В сегодняшней тюремной системе нет места жалости, доброте, участию, все блага и поблажки отмеряются механической мерой: «заслужи!», «докажи, что достоин!» (даже больных не актируют, даже матерей лишают амнистии). Но откуда взяться милосердию к заключенным, когда его нет на воле?

— Слабительного.

— Я скажу работнику медчасти.

— И лечь мне негде.

Майор оборачивается к коридорному, велит найти мне место.

— А где мне взять? Все камеры переполнены, эта самая свободная.

Я снова в своей камере. Так же без места. И врач не появился, и даже сестра, которая иногда разносит таблетки по камерам «от головы», «от живота», в нашу камеру не заглянула. Отбой.


20 апреля. Ночью я проснулся у себя на щите от резкой боли в желудке. Меня трясло, ныло сердце. Боль от желудка разошлась по всему животу — сначала резкими приступами, а под утро стала постоянной.

На поверку я не встал, но это обошлось. Мне уступили на время койку в нижнем ярусе, и я лежал на ней лицом вниз, боясь пошевелиться, так было больно. Я уже не думал о голодовке — снять, продолжать? — не лез с заявлениями, не требовал врача. Лежал и был рад, когда боль немного унималась.

— Прогулка! На прогулку!

Я это слышал, как сквозь вату. Слышал, как нашу камеру вывели в коридор. Я остался лежать.

— Па-чему не выходишь? — надзиратель, молодой кавказец, рывком сдернул с меня телогрейку.

— Не могу.

— Нэ можешь? Гдэ асвабаждэние от врача?

— Врача нет и не было.

— Выхады! — И он рванул меня с койки, как только что телогрейку.

Я не встал и снова повалился на постель. Надзиратель выматерился и ушел — в коридоре выстроены остальные заключенные, и надо их вести на прогулку. Я надеялся, авось меня оставят в покое, и стал моститься, ища удобное положение. Нашел, затих. И боль поутихла, только озноб стал сильнее. Но тут в камеру вбежали два надзирателя (кавказец и еще один) и, ни слова не говоря, сдернули меня с койки, поволокли к двери. Я не держусь на ногах, вернее, не передвигаю ими, и они бьют меня по ногам сапогами.

Может, я и мог еще сам идти, может, то была бессознательная реакция обессиленного тела на насилие? Не знаю.

В дверях камеры я упираюсь ногой в порог. В ответ знакомым приемом выворачивают мне руку за спину, и я получаю удар сбоку в живот...

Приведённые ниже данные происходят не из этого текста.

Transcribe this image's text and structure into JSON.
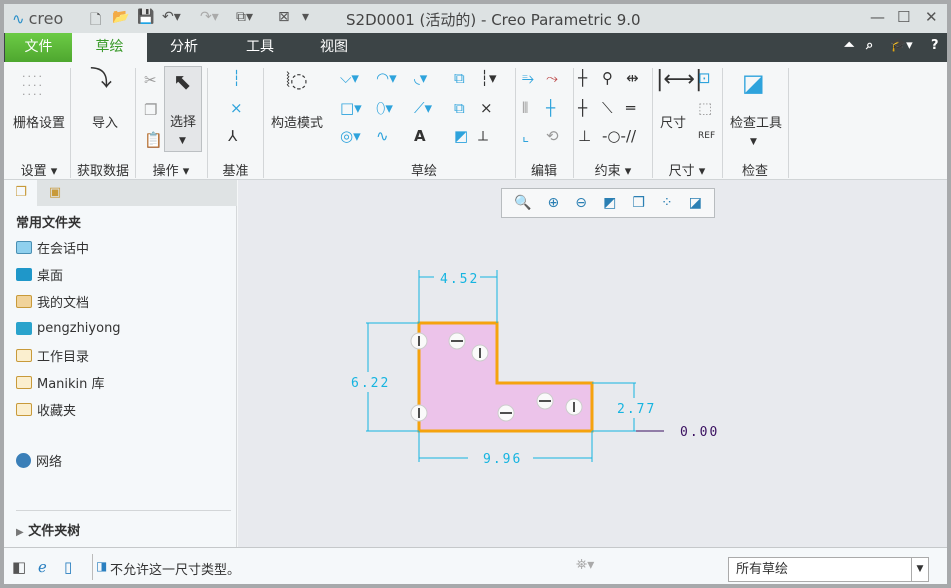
{
  "app": {
    "logo": "creo",
    "title": "S2D0001 (活动的) - Creo Parametric 9.0"
  },
  "tabs": [
    "文件",
    "草绘",
    "分析",
    "工具",
    "视图"
  ],
  "ribbon": {
    "grid_settings": "栅格设置",
    "import": "导入",
    "select": "选择",
    "construction_mode": "构造模式",
    "dimension": "尺寸",
    "inspect_tools": "检查工具",
    "groups": {
      "settings": "设置",
      "get_data": "获取数据",
      "operations": "操作",
      "datum": "基准",
      "sketch": "草绘",
      "edit": "编辑",
      "constrain": "约束",
      "dimension": "尺寸",
      "inspect": "检查"
    }
  },
  "left_panel": {
    "heading": "常用文件夹",
    "items": [
      "在会话中",
      "桌面",
      "我的文档",
      "pengzhiyong",
      "工作目录",
      "Manikin 库",
      "收藏夹"
    ],
    "network": "网络",
    "folder_tree": "文件夹树"
  },
  "sketch": {
    "dims": {
      "top": "4.52",
      "left": "6.22",
      "right": "2.77",
      "bottom": "9.96",
      "baseline": "0.00"
    },
    "fill": "#ecc3ea",
    "outline": "#f5a30e",
    "dim_color": "#15b4e0"
  },
  "status": {
    "message": "不允许这一尺寸类型。",
    "filter": "所有草绘"
  }
}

Я очнулся на полу в коридоре. Прямо перед глазами хромовые сапоги. Кто-то ищет пульс у меня на руке. Другой орет в телефон:

— А если он умрет у меня в камере? Забирайте в больницу и делайте, что хотите, а я отвечать за него не буду! Если он умрет...

Не очень-то приятно слышать такое.

Надзиратель бросает трубку и говорит напарнику:

— Сейчас врач придет, давай его в камеру.

Меня щупают за щеки, слегка трясут, но уже без грубости. Пытаются поднять, но я снова валюсь на пол, теперь уж действительно ноги не держат. Тогда за руки и за ноги надзиратели втащили меня в камеру, бросили на койку и вышли, оставив дверь открытой. Я лег вниз лицом, подтянул ноги к животу — не так больно. Но я же в тюрьме, и надзиратель за меня отвечает. Подошел, перевернул на бок, лицом к двери.

— Мне так хуже.

— Лежи так! — уходит.

Спустя какое-то время слышу, кто-то вошел в камеру, остановился, не подходя к кровати. Открываю глаза — женщина в белом халате стоит от меня метрах в двух (ближе так и не подошла):

— Что с вами случилось?

— Голодовка, пятьдесят три дня.

— Вас должен сопровождать врач... — и так далее, уже слышанное.

— Мне нужно слабительное.

— Хорошо, дам. Когда вас кормили?

— Перед этапом, восемь дней назад.

— И с тех пор нигде, ничего? А оправлялись когда?

— Девятого.

Она открывает свой ящичек с красным крестом, достает пакетик. Но потом вдруг смотрит на меня — и прячет пакетик обратно.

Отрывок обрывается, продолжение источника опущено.